The Financial Industry Regulatory Authority, Washington, D.C., is attempting to expand oversight of the securities marketing industry with an initiative that would require broker-dealers not only to supervise their registered representatives when they sell securities, but to also supervise their reps' sales of fixed annuities and any investment advisory activities in which they are engaged.
The proposal can be found in FINRA Regulatory Notice 08-24, which was published on May 14, 2008 with a comment period that ended June 13, 2008. (See chart for exact wording.)
This development comes on the heels of FINRA's recent implementation of a regulation that establishes new, increased scrutiny of all sales of deferred variable annuities (Rule 2821).
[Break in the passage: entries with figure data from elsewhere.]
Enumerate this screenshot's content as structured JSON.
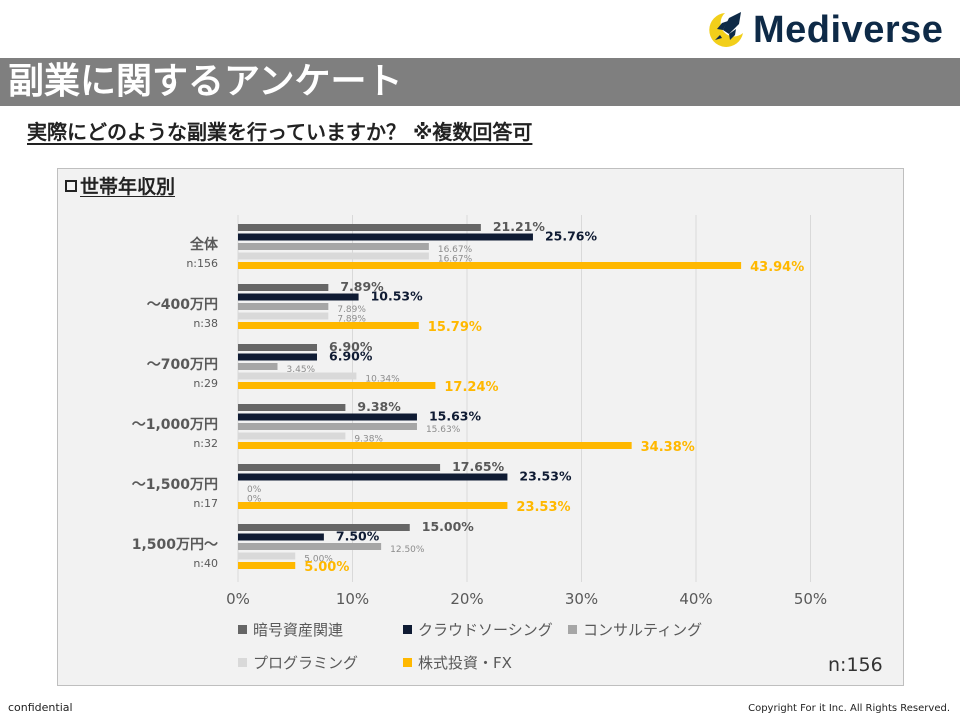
{
  "brand": {
    "name": "Mediverse"
  },
  "header": {
    "title": "副業に関するアンケート"
  },
  "subtitle": "実際にどのような副業を行っていますか？ ※複数回答可",
  "panel": {
    "title": "世帯年収別",
    "n_total": "n:156"
  },
  "footer": {
    "left": "confidential",
    "right": "Copyright For it Inc. All Rights Reserved."
  },
  "colors": {
    "series1": "#666666",
    "series2": "#0f1b33",
    "series3": "#a6a6a6",
    "series4": "#d9d9d9",
    "series5": "#ffb800",
    "grid": "#d9d9d9",
    "label_dark": "#595959",
    "label_light": "#8c8c8c"
  },
  "chart_data": {
    "type": "bar",
    "orientation": "horizontal",
    "title": "世帯年収別",
    "categories": [
      {
        "label": "全体",
        "n": "n:156"
      },
      {
        "label": "～400万円",
        "n": "n:38"
      },
      {
        "label": "～700万円",
        "n": "n:29"
      },
      {
        "label": "～1,000万円",
        "n": "n:32"
      },
      {
        "label": "～1,500万円",
        "n": "n:17"
      },
      {
        "label": "1,500万円～",
        "n": "n:40"
      }
    ],
    "series": [
      {
        "name": "暗号資産関連",
        "values": [
          21.21,
          7.89,
          6.9,
          9.38,
          17.65,
          15.0
        ],
        "labels": [
          "21.21%",
          "7.89%",
          "6.90%",
          "9.38%",
          "17.65%",
          "15.00%"
        ]
      },
      {
        "name": "クラウドソーシング",
        "values": [
          25.76,
          10.53,
          6.9,
          15.63,
          23.53,
          7.5
        ],
        "labels": [
          "25.76%",
          "10.53%",
          "6.90%",
          "15.63%",
          "23.53%",
          "7.50%"
        ]
      },
      {
        "name": "コンサルティング",
        "values": [
          16.67,
          7.89,
          3.45,
          15.63,
          0,
          12.5
        ],
        "labels": [
          "16.67%",
          "7.89%",
          "3.45%",
          "15.63%",
          "0%",
          "12.50%"
        ]
      },
      {
        "name": "プログラミング",
        "values": [
          16.67,
          7.89,
          10.34,
          9.38,
          0,
          5.0
        ],
        "labels": [
          "16.67%",
          "7.89%",
          "10.34%",
          "9.38%",
          "0%",
          "5.00%"
        ]
      },
      {
        "name": "株式投資・FX",
        "values": [
          43.94,
          15.79,
          17.24,
          34.38,
          23.53,
          5.0
        ],
        "labels": [
          "43.94%",
          "15.79%",
          "17.24%",
          "34.38%",
          "23.53%",
          "5.00%"
        ]
      }
    ],
    "x_ticks": [
      "0%",
      "10%",
      "20%",
      "30%",
      "40%",
      "50%"
    ],
    "xlim": [
      0,
      50
    ],
    "xlabel": "",
    "ylabel": "",
    "grid": true,
    "legend_position": "bottom"
  }
}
This increased scrutiny is directed exclusively toward deferred variable annuities and singles them out for greater oversight than for any other type of security, despite well-documented problems in other sectors of the securities business.
It also comes at a time when state insurance regulators are adopting new suitability requirements for the sale of all types of annuities.
FINRA's latest initiative is causing a considerable stir in the financial services industry. The concern is that the initiative may exceed FINRA's jurisdictional authority.
It should be noted that the proposed rule requires broker-dealers to supervise the "outside securities" and investment advisory activities of their registered representatives; it does not mention the word "annuities." But it does not need to mention annuities in order to apply to annuities. That is because all annuities are "securities" within the meaning of the federal securities laws. Traditionally, annuities were exempt from registration and regulation as "securities" because they were specifically exempted from such requirements. Then the United States Supreme Court, in the VALIC decision in 1959, determined that one type of annuity–variable annuities–did not qualify for the exemption.
Concerning the new proposed rule, it is not, by its terms, limited to registered securities. Instead, it applies to all securities transactions, exempt or non-exempt.
Unless later iterations of the rule make a differentiation between exempt and not-exempt securities, it would seem to apply to both. After all, why would FINRA need to require broker-dealer supervision of sales of non-exempt securities when FINRA rules already require that registered representatives sell only those registered securities permitted by the broker-dealer?
With that in mind, insurance regulators, as well as industry executives, are questioning whether FINRA may be overreaching and attempting to regulate in areas far beyond its traditional authority.
FINRA, for its part, has pointed to "abuses" it claims have taken place in the sale of deferred annuities–all types of deferred annuities–by registered reps of broker-dealers, with particular emphasis on claimed abuses with sales to seniors.
If this new FINRA initiative is adopted, the main result is likely to be that insurance agents who possess a FINRA registration will have their entire business subject to supervision by their broker-dealer. This would be the case, even with respect to sale of products that are totally exempt from federal securities laws and whose oversight has traditionally been reserved to other regulatory bodies.